Québec envisage de mettre la CSEM sous tutelle

Le ministre a reçu cette semaine un rapport «dévastateur» et «accablant» sur les lacunes de gouvernance à la Commission scolaire English-Montréal (CSEM).
Photo: Jacques Nadeau Archives Le Devoir Le ministre a reçu cette semaine un rapport «dévastateur» et «accablant» sur les lacunes de gouvernance à la Commission scolaire English-Montréal (CSEM).

Le gouvernement Legault envisage de mettre sous tutelle la Commission scolaire English-Montréal (CSEM) après avoir découvert de graves problèmes de gestion, y compris dans l’utilisation de cartes de crédit, au sein de cette organisation.

Un rapport de vérification « accablant », dont des extraits ont été dévoilés vendredi, fait état d’importantes lacunes de gouvernance à la CSEM. Le conseil des commissaires est profondément divisé, et des doutes apparaissent dans l’utilisation de cartes de crédit ainsi que dans l’attribution de contrats par la Commission scolaire.

Le rapport recommande aussi de « contrôler l’intégrité et l’exactitude des déclarations des heures de présence élève en formation générale des adultes ». La politique d’admission, le contenu et la sanction de certains programmes en formation professionnelle sont aussi passés sous la loupe des vérificateurs du ministère de l’Éducation et de l’Enseignement supérieur.

« On va prendre une action rapidement.
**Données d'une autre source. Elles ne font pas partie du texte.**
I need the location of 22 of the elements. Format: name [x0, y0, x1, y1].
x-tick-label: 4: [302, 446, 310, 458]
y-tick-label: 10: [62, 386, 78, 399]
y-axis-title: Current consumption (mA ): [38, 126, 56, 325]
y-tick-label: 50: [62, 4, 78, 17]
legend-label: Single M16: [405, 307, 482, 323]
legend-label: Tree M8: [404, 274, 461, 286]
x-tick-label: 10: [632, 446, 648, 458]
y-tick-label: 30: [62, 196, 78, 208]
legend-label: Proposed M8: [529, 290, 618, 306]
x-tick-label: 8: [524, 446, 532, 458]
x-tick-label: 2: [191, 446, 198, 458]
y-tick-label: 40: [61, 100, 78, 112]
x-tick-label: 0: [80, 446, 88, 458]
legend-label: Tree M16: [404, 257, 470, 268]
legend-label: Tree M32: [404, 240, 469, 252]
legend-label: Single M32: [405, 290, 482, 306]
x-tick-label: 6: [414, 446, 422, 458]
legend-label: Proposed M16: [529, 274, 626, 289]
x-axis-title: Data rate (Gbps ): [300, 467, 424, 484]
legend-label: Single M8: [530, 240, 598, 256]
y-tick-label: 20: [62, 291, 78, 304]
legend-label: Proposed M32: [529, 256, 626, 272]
Est-ce que ce sera des mesures correctrices, est-ce que ce sera un accompagnement, est-ce que ce sera une tutelle ? On va avoir une de ces trois mesures qui sera prise, je ne peux pas vous dire laquelle en ce moment », a déclaré le ministre de l’Éducation et de l’Enseignement supérieur, Jean-François Roberge, lors d’un point de presse vendredi.

Problèmes systémiques

Les vérificateurs du ministère, en tout cas, recommandent carrément la tutelle. « Considérant que le dysfonctionnement du conseil des commissaires est ancré depuis plus de 10 ans et que ce conseil a clairement établi qu’il préfère miser sur la division à des fins politiques [plutôt] que sur la saine gouvernance, il est recommandé d’envisager la suspension des pouvoirs du conseil des commissaires, tout en faisant appel à une firme de consultation externe afin d’accompagner la direction générale dans l’amélioration de ses processus administratifs », indique le rapport commandé par le ministre Roberge en janvier dernier.

 
Abolition
 

Les problèmes sont si graves et si systémiques à la CSEM qu’ils justifient l’abolition prévue des commissions scolaires et leur transformation en centres de services aux élèves, indique le rapport. Le ministre Roberge a déclaré que ce constat « conforte » la décision du gouvernement de déposer rapidement un projet de loi réformant la gouvernance scolaire.

Le premier ministre, François Legault, a nuancé les propos de son ministre. « J’ai été trois ans ministre de l’Éducation, je peux vous dire qu’il y a des commissions scolaires qui sont très bien gérées, d’autres qui sont moins bien gérées. Donc, ce n’est pas nouveau. La CSDM [Commission scolaire de Montréal] a déjà été en tutelle. Donc, je pense que c’est un cas qui est séparé de la décision sur la gouvernance des écoles, des commissions scolaires. »

 

La Fédération des commissions scolaires du Québec (FCSQ) digère mal le lien entre les lacunes de la CSEM et la nécessité d’abolir les élus scolaires. Alain Fortier, président de la FCSQ, ne voit pas en quoi « des administrateurs nommés sur l’excellence de leur candidature pourraient inspirer davantage de légitimité que des élus issus d’un scrutin au taux de participation très faible dans bon nombre de commissions scolaires », comme le mentionne le rapport.

« Moi, je suis docteur en éducation ! », lance M. Fortier. Les commissaires scolaires peuvent faire contrepoids à la tentation centralisatrice du ministère de l’Éducation, selon lui. « Si on demande au Ministère comment vont les maternelles 4 ans, on serait sûrs que ça va très bien », illustre-t-il.

La CSEM, de son côté, n’avait pas reçu le rapport de vérification interne à son sujet en milieu d’après-midi vendredi, a indiqué Michael J. Cohen, porte-parole de la commission scolaire. Le conseil des commissaires doit se réunir en privé au début de la semaine prochaine pour faire le point, a-t-il précisé.